DESPITE GLOOMY ECONOMY, MALARIA DEATHS CAN STILL BE HALTED BY 2015 – UN OFFICIAL

Source: unic.org

29 September - Despite the tough global economy, new commitments by governments give hope that deaths from malaria, which now kills some 1 million people around the world every year, can be eliminated by the target date of 2015, a senior United Nations official said today.

“With these kinds of commitments, the fact that we can see our way to the finishing line in 2015 to end deaths from malaria could be one of those major, major stories of… the early 21st century,” Assistant Secretary-General for Policy Planning Robert Orr told a news briefing in an overview of the achievements of last week's Millennium Development Goals (MDGs) Summit and the ongoing General Assembly's annual session.

He cited major increases in commitments already made by France, Canada, Norway and Japan to the UN-backed Global Fund to Fight HIV/AIDS, Tuberculosis and Malaria ahead of its replenishment

conference, which Secretary-General Ban Ki-moon will chair in New York next week, and a United Kingdom pledge to triple its malaria funding to £500 million by 2014.

“The assumption has been that this is not only a tough environment but for the Global Fund… but that this was going to be a very tough replenishment,” he said, calling the pledges already made “some very good signs that replenishment will do quite well.”

Mr. Orr also voiced satisfaction over the MDG summit as whole, which brought together 139 heads of State or government in an effort to boost support for the ambitious targets that aim to slash extreme poverty and hunger, maternal and infant mortality, disease and lack of access to education and health services, all by 2015.

“Even six, 12 months ago, there was real doubt in many quarters that the Millennium Development Goals could gain any additional traction in this current economic environment, that governments and everyone else were hunkering down and this was not a time for renewing commitments or certainly strengthening them,” he said.

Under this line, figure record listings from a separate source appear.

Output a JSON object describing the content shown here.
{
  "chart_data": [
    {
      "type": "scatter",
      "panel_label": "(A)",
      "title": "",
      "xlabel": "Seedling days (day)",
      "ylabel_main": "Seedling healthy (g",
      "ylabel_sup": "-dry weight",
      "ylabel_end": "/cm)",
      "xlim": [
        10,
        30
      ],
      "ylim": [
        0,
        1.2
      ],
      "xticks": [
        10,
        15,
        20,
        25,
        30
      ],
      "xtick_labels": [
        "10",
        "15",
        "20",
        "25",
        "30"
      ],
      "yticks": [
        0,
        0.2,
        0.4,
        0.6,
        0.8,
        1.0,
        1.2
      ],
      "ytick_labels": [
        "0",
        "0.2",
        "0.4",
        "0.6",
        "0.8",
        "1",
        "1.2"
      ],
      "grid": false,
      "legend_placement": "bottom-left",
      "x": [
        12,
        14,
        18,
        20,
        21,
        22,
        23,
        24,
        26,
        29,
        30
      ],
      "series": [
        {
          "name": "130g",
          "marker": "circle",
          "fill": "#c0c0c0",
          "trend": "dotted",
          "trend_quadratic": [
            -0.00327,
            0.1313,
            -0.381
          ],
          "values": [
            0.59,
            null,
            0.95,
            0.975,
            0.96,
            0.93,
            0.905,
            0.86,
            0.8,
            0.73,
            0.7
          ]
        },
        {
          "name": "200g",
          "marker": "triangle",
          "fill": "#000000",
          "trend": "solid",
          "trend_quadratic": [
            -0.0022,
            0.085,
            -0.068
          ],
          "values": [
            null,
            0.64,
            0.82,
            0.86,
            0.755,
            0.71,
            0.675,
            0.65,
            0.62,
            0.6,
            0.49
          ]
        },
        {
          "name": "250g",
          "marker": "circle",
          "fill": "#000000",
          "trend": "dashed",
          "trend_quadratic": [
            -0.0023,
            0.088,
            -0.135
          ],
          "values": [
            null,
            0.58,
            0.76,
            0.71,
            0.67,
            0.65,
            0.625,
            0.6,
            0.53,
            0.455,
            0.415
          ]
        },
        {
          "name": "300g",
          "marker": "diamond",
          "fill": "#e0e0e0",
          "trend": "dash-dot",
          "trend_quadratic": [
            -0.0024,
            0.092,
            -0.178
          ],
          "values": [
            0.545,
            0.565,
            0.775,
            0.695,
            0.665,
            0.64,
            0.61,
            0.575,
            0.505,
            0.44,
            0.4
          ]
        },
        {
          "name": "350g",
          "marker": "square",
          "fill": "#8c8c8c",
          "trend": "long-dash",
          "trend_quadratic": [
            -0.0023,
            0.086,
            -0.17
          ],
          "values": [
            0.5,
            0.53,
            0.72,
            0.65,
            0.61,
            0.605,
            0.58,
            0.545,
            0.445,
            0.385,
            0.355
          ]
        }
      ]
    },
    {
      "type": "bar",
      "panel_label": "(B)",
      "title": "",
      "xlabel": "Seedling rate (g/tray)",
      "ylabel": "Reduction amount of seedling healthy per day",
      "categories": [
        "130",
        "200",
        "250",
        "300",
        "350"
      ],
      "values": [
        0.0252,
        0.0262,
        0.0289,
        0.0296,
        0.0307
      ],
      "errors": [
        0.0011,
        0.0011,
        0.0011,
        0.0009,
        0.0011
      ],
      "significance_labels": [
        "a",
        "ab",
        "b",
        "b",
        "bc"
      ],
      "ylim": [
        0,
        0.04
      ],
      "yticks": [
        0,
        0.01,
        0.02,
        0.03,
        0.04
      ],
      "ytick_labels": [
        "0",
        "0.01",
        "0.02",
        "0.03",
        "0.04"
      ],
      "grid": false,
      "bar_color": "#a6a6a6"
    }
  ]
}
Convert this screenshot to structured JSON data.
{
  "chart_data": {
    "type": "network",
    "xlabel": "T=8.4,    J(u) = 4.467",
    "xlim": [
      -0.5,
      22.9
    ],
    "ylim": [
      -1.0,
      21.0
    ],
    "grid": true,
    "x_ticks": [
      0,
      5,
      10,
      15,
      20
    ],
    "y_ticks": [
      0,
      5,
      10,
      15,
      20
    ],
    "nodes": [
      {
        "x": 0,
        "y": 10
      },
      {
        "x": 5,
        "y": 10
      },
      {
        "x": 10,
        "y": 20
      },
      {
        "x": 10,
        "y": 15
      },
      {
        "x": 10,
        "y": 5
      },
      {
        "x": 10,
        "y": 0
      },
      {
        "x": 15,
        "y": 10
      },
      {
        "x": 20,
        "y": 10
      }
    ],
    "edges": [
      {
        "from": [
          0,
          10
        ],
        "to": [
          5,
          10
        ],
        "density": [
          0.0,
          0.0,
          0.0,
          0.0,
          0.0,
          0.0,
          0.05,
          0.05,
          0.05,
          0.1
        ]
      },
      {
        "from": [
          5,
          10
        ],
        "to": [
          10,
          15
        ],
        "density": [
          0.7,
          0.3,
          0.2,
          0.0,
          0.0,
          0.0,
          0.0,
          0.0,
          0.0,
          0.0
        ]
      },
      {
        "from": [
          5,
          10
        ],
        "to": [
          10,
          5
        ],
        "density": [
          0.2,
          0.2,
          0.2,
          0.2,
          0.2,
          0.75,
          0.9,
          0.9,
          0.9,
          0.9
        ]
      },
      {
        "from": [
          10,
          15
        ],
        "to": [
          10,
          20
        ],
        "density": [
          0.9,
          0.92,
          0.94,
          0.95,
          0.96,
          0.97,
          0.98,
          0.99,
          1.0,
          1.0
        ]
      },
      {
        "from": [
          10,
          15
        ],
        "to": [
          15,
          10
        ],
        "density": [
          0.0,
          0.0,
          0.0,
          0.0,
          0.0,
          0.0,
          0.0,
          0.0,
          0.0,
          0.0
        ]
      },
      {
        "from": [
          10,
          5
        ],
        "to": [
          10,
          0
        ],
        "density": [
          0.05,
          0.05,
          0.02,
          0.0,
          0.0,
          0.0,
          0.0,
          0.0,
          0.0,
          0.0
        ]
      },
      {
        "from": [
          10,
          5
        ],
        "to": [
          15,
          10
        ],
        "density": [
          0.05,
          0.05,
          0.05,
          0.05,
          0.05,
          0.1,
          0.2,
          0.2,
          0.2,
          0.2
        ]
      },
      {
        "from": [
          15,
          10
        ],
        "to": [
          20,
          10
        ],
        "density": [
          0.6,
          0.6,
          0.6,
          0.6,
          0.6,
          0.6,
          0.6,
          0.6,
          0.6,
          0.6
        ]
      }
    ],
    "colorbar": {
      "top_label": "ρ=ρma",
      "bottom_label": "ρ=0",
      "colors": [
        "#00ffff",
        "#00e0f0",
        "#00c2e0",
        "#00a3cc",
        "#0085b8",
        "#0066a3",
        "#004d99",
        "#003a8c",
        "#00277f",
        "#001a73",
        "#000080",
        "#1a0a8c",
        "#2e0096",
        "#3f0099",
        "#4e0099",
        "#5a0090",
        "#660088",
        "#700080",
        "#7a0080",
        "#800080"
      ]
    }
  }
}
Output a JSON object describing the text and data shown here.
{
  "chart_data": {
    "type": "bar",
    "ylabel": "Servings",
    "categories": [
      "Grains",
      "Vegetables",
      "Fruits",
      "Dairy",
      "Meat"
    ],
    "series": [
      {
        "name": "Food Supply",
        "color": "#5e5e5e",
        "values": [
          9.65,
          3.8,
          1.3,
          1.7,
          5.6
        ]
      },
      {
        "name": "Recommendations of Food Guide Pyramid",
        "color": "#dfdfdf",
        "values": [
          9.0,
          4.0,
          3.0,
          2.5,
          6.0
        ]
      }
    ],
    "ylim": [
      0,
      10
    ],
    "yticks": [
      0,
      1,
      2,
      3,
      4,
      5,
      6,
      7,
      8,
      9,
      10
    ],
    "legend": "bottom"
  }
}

“I think the summit in that regard proved to be very encouraging,” he added, citing the “significant development” of a number of governments making additional commitments. .

Among other achievements he highlighted a meeting on climate change where “a much clearer picture” emerged on the path to the next climate conference in Cancun, Mexico, at the end of the year, with a balanced package of measures being proposed.

Nicholas Haysom, Director in the Executive Office of the Secretary-General, underscored the value of the mini-summits and more than 100 bilateral meetings that Mr. Ban held with national leaders, “to counter what a wag suggested to me that GA week is the diplomatic equivalent of speed dating in which the encounters are too brief to lose one's virtue.”

As examples he cited a mini-summit on Sudan in which plans were discussed the consequences of the upcoming independence referendum in southern Sudan, and another on Somalia in which the UN made clear its intention to step up its presence in the war-torn country.